JAKARTA, GLOBALPLANET - Dalam infografis itu WHO menganjurkan kepada masyarakat khususnya orang dewasa untuk tidak mengonsumsi makanan yang mengandung saturated fats (lemak jenuh) seperti minyak sawit dan minyak kelapa.
Namun kini, WHO regional Mediterania Timur telah menghapuskan informasi yang mencantumkan "do not eat saturated fats" atau tidak mengonsumsi makanan dari minyak sawit dengan kata "eat less saturated fats".
Perbaikan himbauan itu dilakukan setelah Pemerintah Indonesia dan Malaysia bersama para pemangku kepentingan industri sawit melakukan protes keras terhadap WHO.
Kampanye menyesatkan itu, bukan yang pertama kali. Dalam buletin resmi yang dirilis Januari 2019 bertajuk “The Palm Oil Industry and Noncommunicable Disesae” WHO bahkan menyetarakan industri sawit dengan industri tembakau dan alkohol karena memberikan dampak negatif kepada manusia dan kesehatan di bumi. Hanya saja hingga kini WHO tidak pernah meralat pernyataannya.
Wakil Menteri Luar Negeri Mahendra Siregar dalam suratnya kepada WHO menyebutkan organisasi kesehatan dunia tersebut perlu menciptakan perspektif yang seimbang tentang asupan minyak nabati dalam diet sehat khususnya minyak sawit, serta menerapkan prinsip kehati-hatian ketika menerapkan saran yang bersifat umum ke dalam konteks yang bersifat khusus.
Menurut Mahendra, Pemerintah Indonesia sangat prihatin dengan konten materi yang tidak berimbang dan menyampingkan konsumsi minyak sawit sebagai produk yang layak dikonsumsi selama pandemi.
Karena itu, Mahendra meminta WHO untuk membuat perubahan pada isi publikasi, menerapkan prinsip imparsialitas sebagaimana layaknya Badan PBB, menciptakan perspektif yang lebih seimbang tentang asupan minyak nabati dalam diet sehat khususnya minyak sawit, serta menerapkan prinsip kehati-hatian ketika menerapkan saran yang bersifat umum ke dalam konteks yang bersifat khusus. Dalam surat tersebut, terdapat 7 poin yang mengoreksi artikel WHO.
Sementara itu, Dewan Negara-negara Produsen Minyak Sawit (Council of Palm Oil Producing Countries atau CPOPC dalam suratnya kepada WHO mengklarifikasi bahwa meski punya kandungan lemak jenuh tinggi, minyak sawit merupakan sumber minyak goreng yang paling banyak digunakan di dunia. Minyak kelapa sawit aman dikonsumsi karena memiliki komposisi beragam asam lemak yang seimbang dan telah dikonfirmasi oleh banyak studi penelitian ilmiah secara global.
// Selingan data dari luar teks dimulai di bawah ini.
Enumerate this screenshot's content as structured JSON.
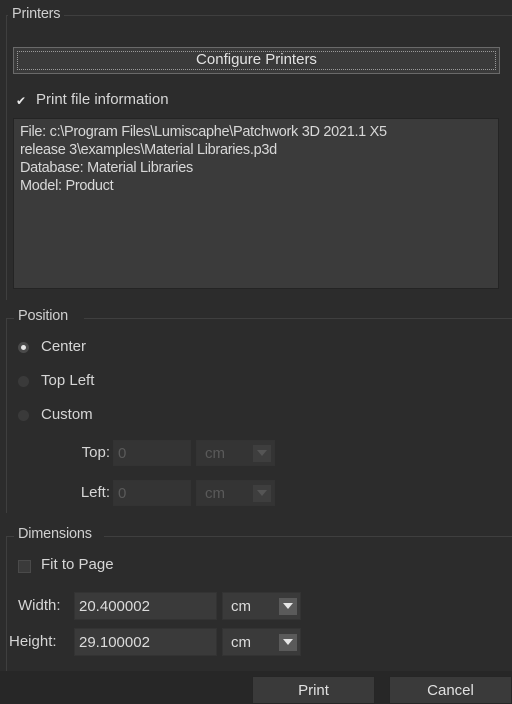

CPOPC berpendapat minyak kelapa sawit adalah sumber tokotrienol yakni suatu bentuk vitamin E yang sangat baik untuk tubuh. Antioksidan ini melindungi sel-sel yang dapat mengurangi risiko masalah kesehatan tertentu seperti penyakit jantung dan kanker.
"Infografis WHO menyesatkan dan tidak akurat. Minyak sawit adalah minyak nabati yang paling banyak dikonsumsi di dunia," tulis CPOPC dalam penjelasan resminya.
Ketua Umum DMSI (Dewan Minyak Sawit Indonesia), Derom Bangun, bersyukur bahwa WHO telah merevisi himbauan negatif dalam infografis tersebut. “Saat ini palm oil atau minyak sawit tidak ada tertulis lagi. Kalau minyak kelapa yang semula tertulis sekarang masih tertulis," kata Derom Bangun.
Derom mengharapkan, ke depan organisasi dunia seperti WHO tidak lagi mengulang pernyataan negatif yang berpotensi merusak industri sawit sebagai indutri strategis Indonesia terutama ditengah pandemi saat ini.“Minyak sawit sehat karena punya kandungan berimbang antara saturated dan monounsaturated,” kata Derom Bangun
Guru Besar Departemen Teknologi Pangan dan Hasil Pertanian Universitas Gadjah Mada, Profesor Sri Raharjo mengatakan minyak sawit merah alami atau Virgin Red Palm Oil (VRPO) punya kandungan asam palmitat yang merupakan lemak jenuh dan salah satu komponen dominan di dalam minyak sawit.
Asam palmitat berperan penting dalam memberikan perlindungan terhadap paru-paru yang sehat dan merupakan komponen utama dari senyawa fosfolipida yang melapisi dinding bagian dalam rongga alveoli paru-paru.